Knight’ın Türkçe Hikayesi | |
Giriş : Carnac Dünyası Milenya dönemi öncesinde, zamansız enerjiler maddeleşmeye başladı ve kilden bir yapılanma oluşturarak, onu hayata geçirecek sihirli sözü bekleyerek uzayın sonsuz boşluğunda dalgalanmaya başladı. Bu yapılanmanın dış tarafındaki, küçücük bir güç yumağı çözüldü ve tek başına bilinç kazandı. Amaçsızca etrafta dolaşan bu kütle, çözülmeden sonra bir yıldız haline gelmişti; bilinçli Logos, hayat yaratmak için onu kendine aldı. Günlerce ona şekil verdi ve Canac'ı oluşturmak için derin vadiler, yüksek dağlar ve masmavi gökyüzü yaptı. |
Logos, kil kümesinden kalan enerji ile, dağlara şekil vererek hayatı yarattı. Yarattığı balıkların suda yüzmesi çok hoşuna gitti ve ağaçlar onun favorisi olan nemli ortamı sağladı. Ve sonunda kendisine benzeyen insanlar yaratmak istedi ve çok fazla güçç harcayarak Carnac'ı onların ihtiyacına cevap verecek şekile getirdi ve daha sonra muhteşem nehirlerin kenarına insanlığı oluşturacak tohumlar bıraktı. Orada istedikleri herşeyi bulmakta başarılı olacaklardı.
Bir süre için herşey yolundaydı. Logos artık hoşnut bir tanrıydı. Yarattıkları ise mutlu ve onlara bağışlanan topraklarda başarılıydı.
Oysa çözülmenin başlangıcı çok yakındaydı.
Hayalindeki insanlığı yaratmanın telaşı içerisinde bir parça kili kullanmayı unutmuştu. Unutulmuş kil parçası güzel bir şeye dönüştürülmeyi düşleyerek karanlık vadilerin kuytuluklarında asırlarca bekledi.
Başlangıçta çok sabırlıydı.
'Logos'un benim için özel planları olmalı' diye düşünüyordu. Belkide beni neye dönüştüreceğine henüz karar vermedi".

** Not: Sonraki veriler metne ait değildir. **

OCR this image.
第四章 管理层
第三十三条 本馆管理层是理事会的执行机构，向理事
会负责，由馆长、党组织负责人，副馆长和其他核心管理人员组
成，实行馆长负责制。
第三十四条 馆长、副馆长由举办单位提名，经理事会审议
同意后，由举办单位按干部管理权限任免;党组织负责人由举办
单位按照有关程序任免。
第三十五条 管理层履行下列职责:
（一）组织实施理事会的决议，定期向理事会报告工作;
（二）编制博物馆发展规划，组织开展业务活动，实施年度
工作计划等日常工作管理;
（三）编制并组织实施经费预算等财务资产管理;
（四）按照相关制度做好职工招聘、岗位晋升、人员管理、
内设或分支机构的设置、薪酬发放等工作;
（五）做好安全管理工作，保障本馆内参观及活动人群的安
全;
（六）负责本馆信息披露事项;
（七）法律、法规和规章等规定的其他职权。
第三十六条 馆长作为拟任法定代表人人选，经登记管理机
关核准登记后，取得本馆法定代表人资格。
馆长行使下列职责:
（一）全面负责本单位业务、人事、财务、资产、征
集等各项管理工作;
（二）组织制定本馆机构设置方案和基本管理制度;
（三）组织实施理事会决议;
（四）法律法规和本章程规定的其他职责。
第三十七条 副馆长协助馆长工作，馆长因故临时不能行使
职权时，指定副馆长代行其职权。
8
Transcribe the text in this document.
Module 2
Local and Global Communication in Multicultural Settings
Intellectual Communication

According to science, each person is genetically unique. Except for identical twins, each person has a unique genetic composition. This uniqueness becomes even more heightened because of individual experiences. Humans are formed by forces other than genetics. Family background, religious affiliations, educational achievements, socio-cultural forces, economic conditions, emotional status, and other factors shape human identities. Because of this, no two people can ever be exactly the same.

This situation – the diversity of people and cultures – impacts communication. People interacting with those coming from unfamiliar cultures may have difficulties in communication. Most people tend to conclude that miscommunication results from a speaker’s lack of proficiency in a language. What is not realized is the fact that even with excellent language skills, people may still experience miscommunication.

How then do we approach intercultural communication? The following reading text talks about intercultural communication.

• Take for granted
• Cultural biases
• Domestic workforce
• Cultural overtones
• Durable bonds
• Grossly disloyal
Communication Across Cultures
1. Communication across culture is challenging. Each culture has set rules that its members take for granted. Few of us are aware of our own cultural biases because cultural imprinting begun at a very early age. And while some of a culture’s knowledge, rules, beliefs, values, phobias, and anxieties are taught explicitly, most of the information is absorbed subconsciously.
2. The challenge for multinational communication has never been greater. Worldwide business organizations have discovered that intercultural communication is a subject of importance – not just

Ancak her bilinçli varlık gibi onun da sabrı gün geçtikçe tükendi ve her tükenişte bir parça büyüdü. Dünyanın geniş çatısı altında, Logosunkinden çok farklı olmayan bir bilinç verilerek yaratılmıştı ve o kil parçası kendisinin de mevcut olan yaşamın içerisine katılmasını istiyordu. Unutulmuş olmanın verdiği öfke ile her geçen gün parça parça biraz daha büyüdü ve şekillenerek gelişti.
Zaman içerisinde Logos unuttuğu o parçayı hatırladı ve kendisine çağırdı ancak çok geçti çünkü kendisini Patos olarak isimlendiren bağımsız bir varlık oluşmuştu. Bu bağımsız varlık kendisini Patos olarak isimlendirdi ve kendisinin hissettiği terk edilmişliği ve acıyı Logosun da yaşamasını istedi.
Artık Logosa rakip olmuştu ancak Logosun dikkatlice yarattıklarının tam tersine içerisinde aşk, arzu ve merhamet duygularından yoksundu. Patos ilk intikam olarak Logosun ilk başlangıçta yarattığı doğal oluşumu değiştirdi.
Patos'un bu ilk intikamı nedeni ile 4 mevsim, gece ve gündüz, yaşam ve ölüm gerçekleşti. Patos için bu yeterli değildi. Bir avuç dolusu kum alarak bunları içgüdü, his ve günah duyguları ile doldurarak Logos'un yarattığı dünyaya doğru savurdu ve savurduğu her bir zerre insanların içerisinde tohumlandı. Bunun sonucunda insanlar Logos'a yüz çevirerek ondan uzaklaşmaya başladı. Günahı, şehveti öğrendiler ve yok etme ve hükmetme duyguları ile doldular.
Logos'un Patosu durduracak gücü kalmadı.